Monday, September 09, 2002

CNN.com - Environmentalists: Nanotechnology risky - September 8, 2002

Of course... I've found that the difference between myself and this subset of my fellow environmentalists is that they think of technology as causing problems, while I tend to look at technology as a two-edged sword, causing problems and solutions. Nanotech may create new types of contaminants which will be difficult to remove with current technology. I'll grant that. But it seems to me that it's a problem that will lead to its own solution, that what nanotech creates nanotech will remove.

The Luddite elements of the environmental movement can't accept that, because it is dogma to them that science and technology only make things worse. Consider this group, an "environmentalist" organization that is based upon opposition to genetically modified food. They only see that GM food could be a health concern, plus they have a superstitious dread of interference with the "natural" order. That every plant or animal in question is the result of thousands of years of human tinkering through selection and cross-breeding, not to mention billions of years of evolution, doesn't enter their minds. Nor do they realize that higher-yield plants, and plants that can live in areas made marginal through overfarming, would potentially keep people from having to destroy what's left of the world's wilderness just to feed themselves. Or that making grains more nutritious might make vegetarianism (for those attracted to it) more doable. They only see the difficulties, not the opportunities.

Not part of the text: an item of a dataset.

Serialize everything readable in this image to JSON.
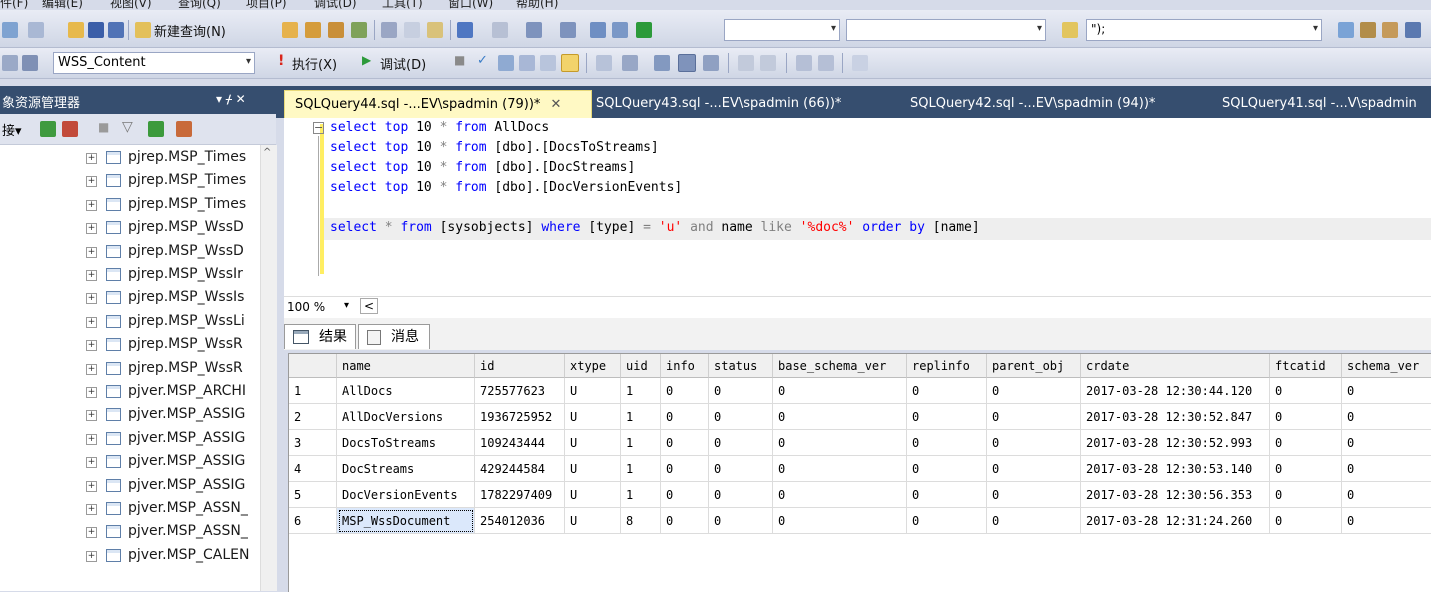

Luddite environmentalists think technology will destroy the Earth. Technophile environmentalists like myself -- and I think we are the majority, if (to use a phrase of uncomfortable origin) a silent one -- believe technology will save it. Mankind has never lived in harmony with nature. But now at least we can see the effects of what we're doing, and start to correct problems. And I think nanotech could be the magic bullet that lets us repair what we've damaged. At the least, it should lessen the footprint left in the Earth by the weight of six billion people.